VFX, the governance token of the VerifiedX blockchain, is an important security element of the entire equation, especially for the public FROST pool. Some sort of cost should be imposed on new validators to prevent a horde of fake accounts from invading the network. To this end, the current implementation of the protocol requires 5,000 VFX tokens to be held by validators. However, according to Pollack, this number is very likely to decrease soon.

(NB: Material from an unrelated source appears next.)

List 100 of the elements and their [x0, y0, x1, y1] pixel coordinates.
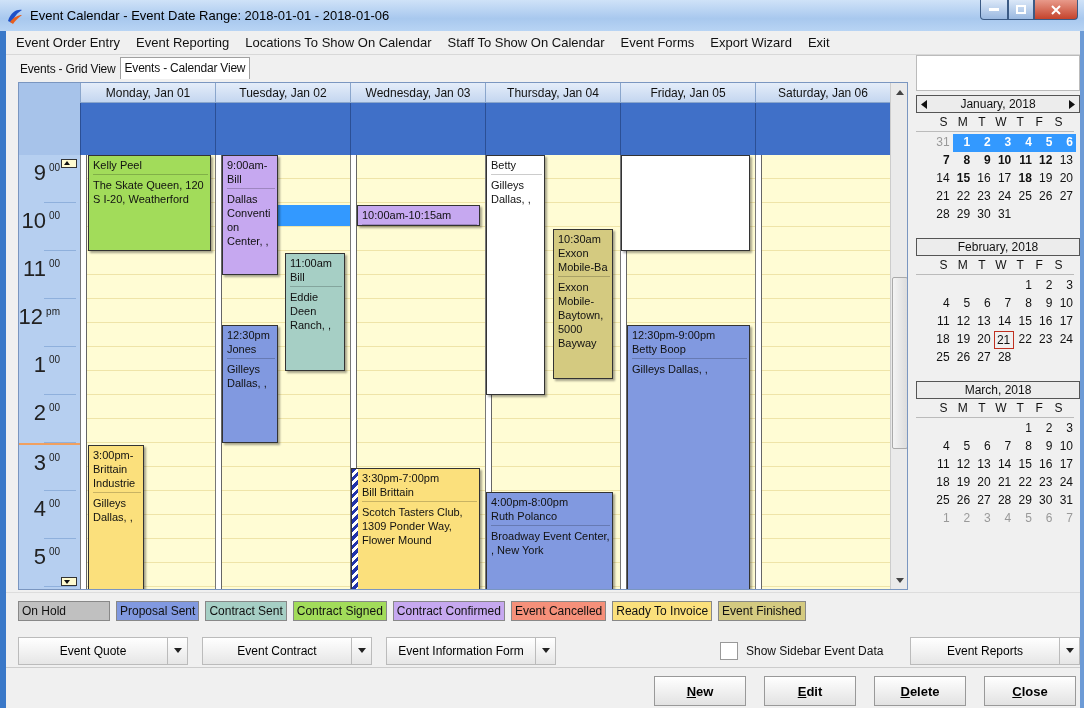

value Visual effects It has been rising sharply since January 2025, though Pollack points out that Bitmart is the only exchange to list it, and better price discovery will come as it enters larger markets and provides more liquidity. He has been adamant that VFX is a governance token and has no interest in competing with Bitcoin in any way. Today, VFX is trading at around $69, making the cost of being a validator very high, though Pollack also said that the amount of VFX required is very likely to change to a much lower amount soon, making the self-custodial path for self-sovereign smart contracts much more accessible.

200 million units Of visual effects were minted in 2023 During the protocol’s founding, 67.5 million went to the VerifiedX Foundation and the rest is mined for active participation and in the testnet. Today, the organization holds approximately 32.3 million VFX coins. According to Pollack, the current lifetime supply of VFX is about 169.9 million, with the remaining 30 million actually burned in the early days for security reasons. He added that the circulating supply is much smaller, since mintages in the testnet era are restricted and can only transfer small amounts at a time, “subject to an on-chain unlock schedule, which limits sales to no more than the burn rate per block.”

Bitcoin Magazine has a financial relationship with the VerifiedX Foundation. This article has not been commissioned or reviewed by us VerifiedX Foundation It reflects the independent judgment of the author.